My dreams had been full of emotion-wrenching horror. In one, Lilja had been sobbing. In another, she was begging me to come home, telling me that Aegyir was too strong and that I would never defeat him Outside. Aegyir had popped up in the rest of my dreams, laughing, claiming he would have his revenge and that the time was soon. The only dream that hadn’t been full of the Realm had been of Finn’s death.
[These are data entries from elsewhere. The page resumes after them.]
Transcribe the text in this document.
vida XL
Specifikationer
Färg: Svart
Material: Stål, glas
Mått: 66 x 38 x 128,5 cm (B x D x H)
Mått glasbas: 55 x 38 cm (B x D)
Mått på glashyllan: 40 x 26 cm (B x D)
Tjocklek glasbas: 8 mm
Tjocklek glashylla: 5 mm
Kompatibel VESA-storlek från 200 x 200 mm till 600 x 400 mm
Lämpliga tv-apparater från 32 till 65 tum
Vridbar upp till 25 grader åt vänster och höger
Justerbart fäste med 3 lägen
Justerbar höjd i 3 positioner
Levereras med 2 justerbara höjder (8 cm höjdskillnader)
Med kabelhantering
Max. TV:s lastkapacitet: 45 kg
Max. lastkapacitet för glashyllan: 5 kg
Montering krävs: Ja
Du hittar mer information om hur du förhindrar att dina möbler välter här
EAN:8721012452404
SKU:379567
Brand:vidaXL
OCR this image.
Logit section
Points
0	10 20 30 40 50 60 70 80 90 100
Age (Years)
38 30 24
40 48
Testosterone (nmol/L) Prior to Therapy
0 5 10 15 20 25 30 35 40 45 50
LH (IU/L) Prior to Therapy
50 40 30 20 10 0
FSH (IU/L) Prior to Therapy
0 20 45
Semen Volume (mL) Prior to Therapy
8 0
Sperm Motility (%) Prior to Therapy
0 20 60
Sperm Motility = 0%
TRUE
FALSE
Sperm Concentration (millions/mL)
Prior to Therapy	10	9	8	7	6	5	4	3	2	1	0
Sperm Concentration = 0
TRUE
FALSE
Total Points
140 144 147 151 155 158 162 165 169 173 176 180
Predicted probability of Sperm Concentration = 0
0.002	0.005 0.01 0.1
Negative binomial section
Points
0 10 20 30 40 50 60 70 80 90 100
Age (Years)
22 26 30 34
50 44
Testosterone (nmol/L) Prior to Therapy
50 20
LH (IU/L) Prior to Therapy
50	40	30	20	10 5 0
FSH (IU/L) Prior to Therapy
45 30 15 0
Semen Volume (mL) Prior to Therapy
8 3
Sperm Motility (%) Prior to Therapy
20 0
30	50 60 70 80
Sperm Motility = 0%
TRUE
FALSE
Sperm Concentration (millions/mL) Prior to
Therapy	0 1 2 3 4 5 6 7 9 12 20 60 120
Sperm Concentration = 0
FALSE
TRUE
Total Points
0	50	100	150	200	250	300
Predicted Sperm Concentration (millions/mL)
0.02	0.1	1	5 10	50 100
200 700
It was almost seven. The funeral would be at ten. I still hadn’t written the eulogy and I was due to meet Paul at nine. Scraping my hair back, I crawled out of bed.
“Finn?”
Nothing.
“Hey. Finn. I need you. Get your sorry ass in here.”
Still nothing.
I stripped off and stood under the shower, keeping the flow on maximum, needing to be drenched. The water cascading over me was significantly colder than blood temperature but I didn’t care. In the grand scheme of things, that was nothing. Not compared to burying Finn. My hope that the water would wash away all the nightmares of the night before wasn’t fulfilled. Whenever I closed my eyes, the backs of my eyelids were covered with images of slaughter and blood, of trials and banishment, of hatred and betrayal.
I switched the water off, chilled to my core and wrapped a scratchy towel around me. I rubbed myself dry so hard that my skin shone pink. I had no shortage of black clothes so I chose comfort over style and my favourite black boots rather than anything delicate. Finn would be laughing at the ensemble. I slung a leather belt around my waist. It didn’t match the rest of the outfit, but I was going to need it later.